The grid operator expects a summer peak demand of 122 GW, and on May 3 said it has 146 GW of available capacity. However, MISO also acknowledged "that high load demand and high outages could drive operational challenges this summer."
"We expect sufficient resources to meet the summer peak demand based on information we received from our members and stakeholders," Renuka Chatterjee, MISO executive director of system operations, said in a statement.
Meanwhile, NERC officials caution that cyber attacks similar to the one earlier this month put the power system increasingly at risk.
"The Colonial pipeline attack underscores the interconnectedness of electricity with other infrastructures and is the reason we must redouble our focus on the reliability of the pipeline system that delivers essential fuel," NERC President and CEO Jim Robb said at last week's meeting. He noted that major weather events and the potential for supply chain compromises have ramped up the security and reliability risks for electric grids.
"If this had happened to a major natural gas line serving electricity generators under extreme cold weather conditions, the results could have been catastrophic," said Robb.
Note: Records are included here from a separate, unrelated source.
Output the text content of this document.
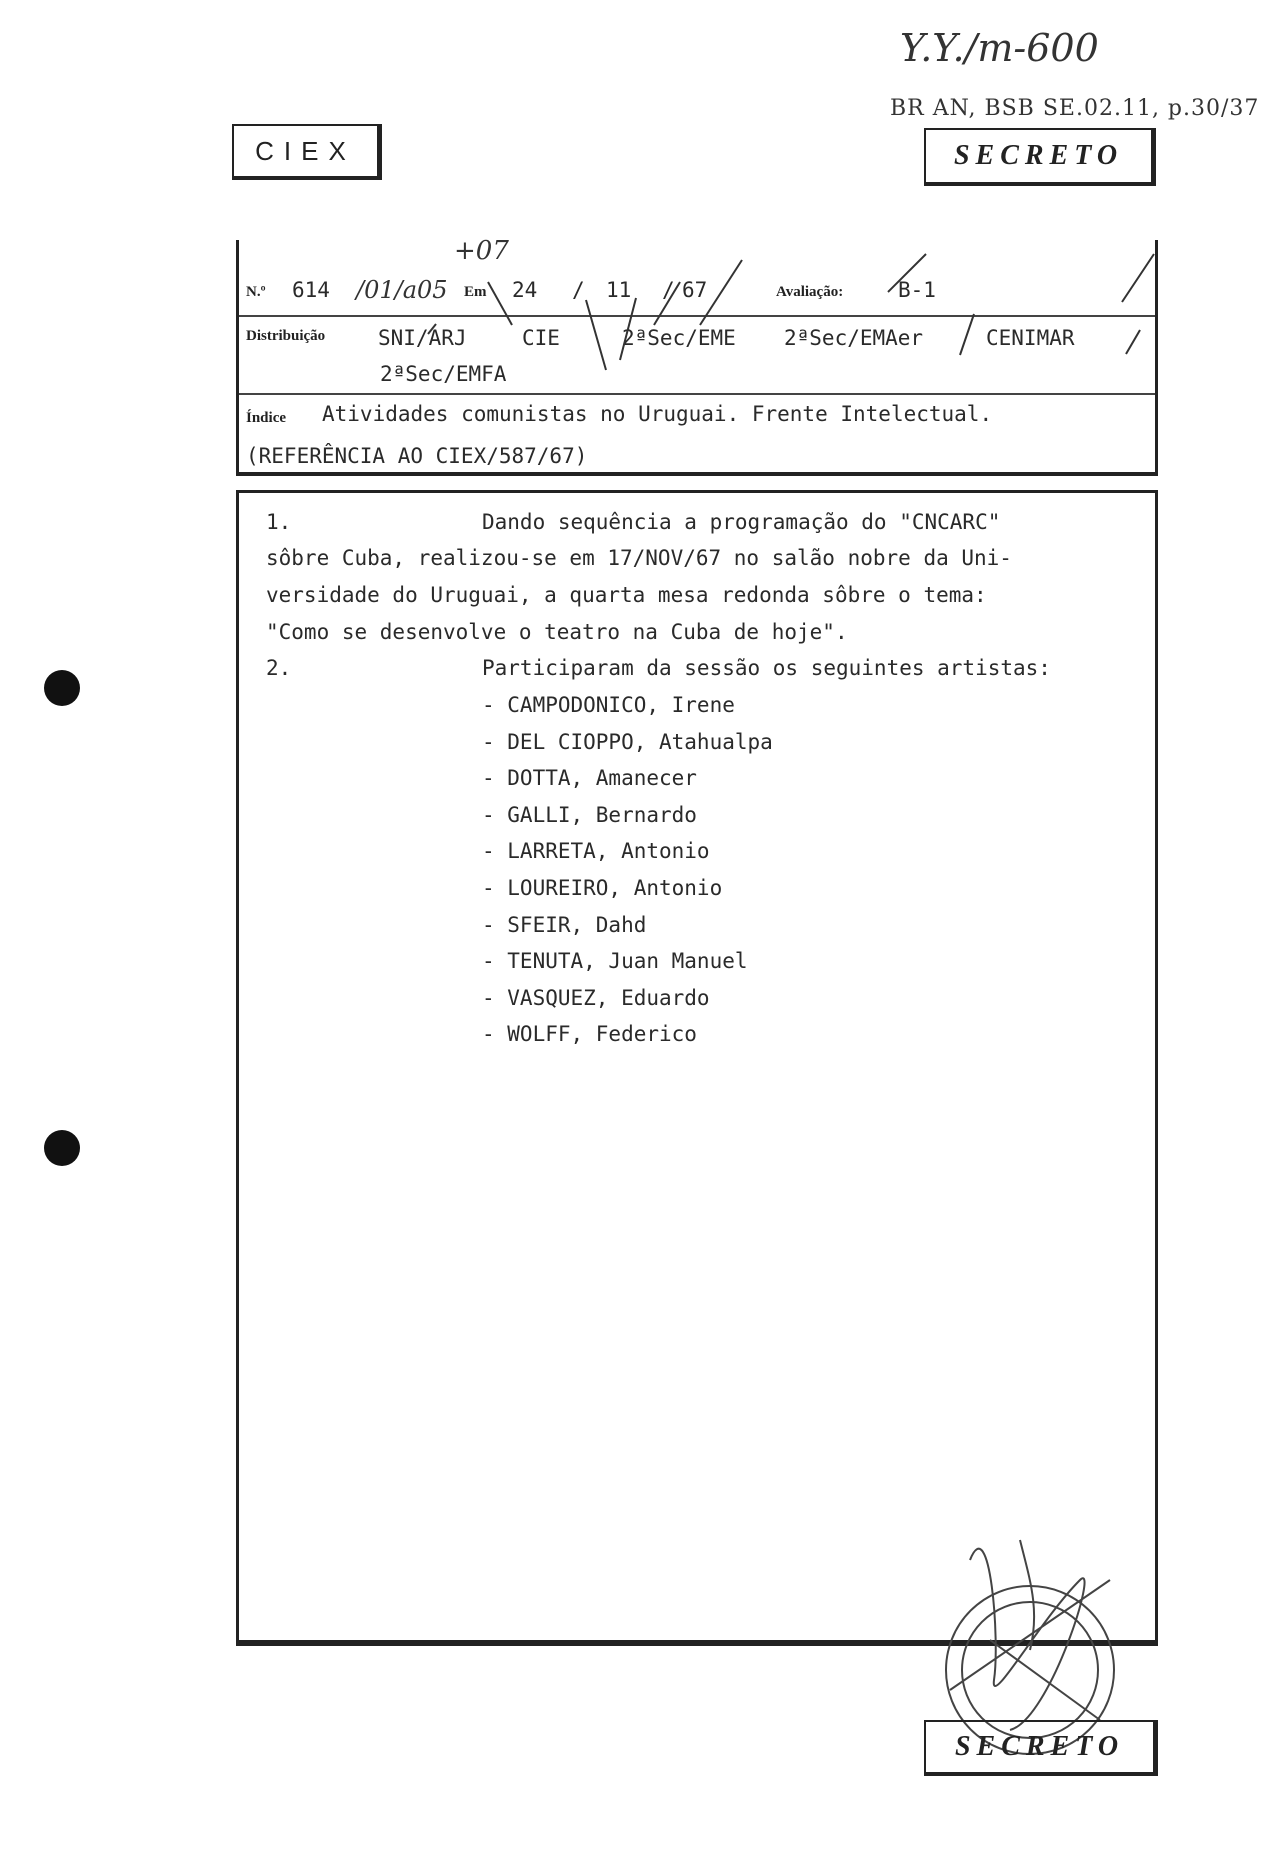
Y.Y./m-600
BR AN, BSB SE.02.11, p.30/37
CIEX	SECRETO
+07
N.º 614 /01/a05 Em 24 / 11 / 67	Avaliação:	B-1
Distribuição	SNI/ARJ	CIE	2ªSec/EME 2ªSec/EMAer	CENIMAR
2ªSec/EMFA
Índice Atividades comunistas no Uruguai. Frente Intelectual.
(REFERÊNCIA AO CIEX/587/67)
1.	Dando sequência a programação do "CNCARC"
sôbre Cuba, realizou-se em 17/NOV/67 no salão nobre da Uni-
versidade do Uruguai, a quarta mesa redonda sôbre o tema:
"Como se desenvolve o teatro na Cuba de hoje".
2.	Participaram da sessão os seguintes artistas:
- CAMPODONICO, Irene
- DEL CIOPPO, Atahualpa
- DOTTA, Amanecer
- GALLI, Bernardo
- LARRETA, Antonio
- LOUREIRO, Antonio
- SFEIR, Dahd
- TENUTA, Juan Manuel
- VASQUEZ, Eduardo
- WOLFF, Federico
SECRETO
Colonial pipeline, which moves gasoline and other refined products along the east coast, voluntarily stopped flows of fuel when its information technology systems were compromised by ransomware. The pipeline paid a $5 million ransom to hackers to restore its system, Bloomberg reported.
Robb noted that NERC has previously recommended regulators establish cybersecurity standards for pipelines, similar to NERC's own security and reliability standards. The head of the Federal Energy Regulatory Commission has made similar recommendations.
"This is not a jurisdictional play," said Robb. "Rather, it underscores the need for foundational security standards for an industry that is critical to reliability and national security."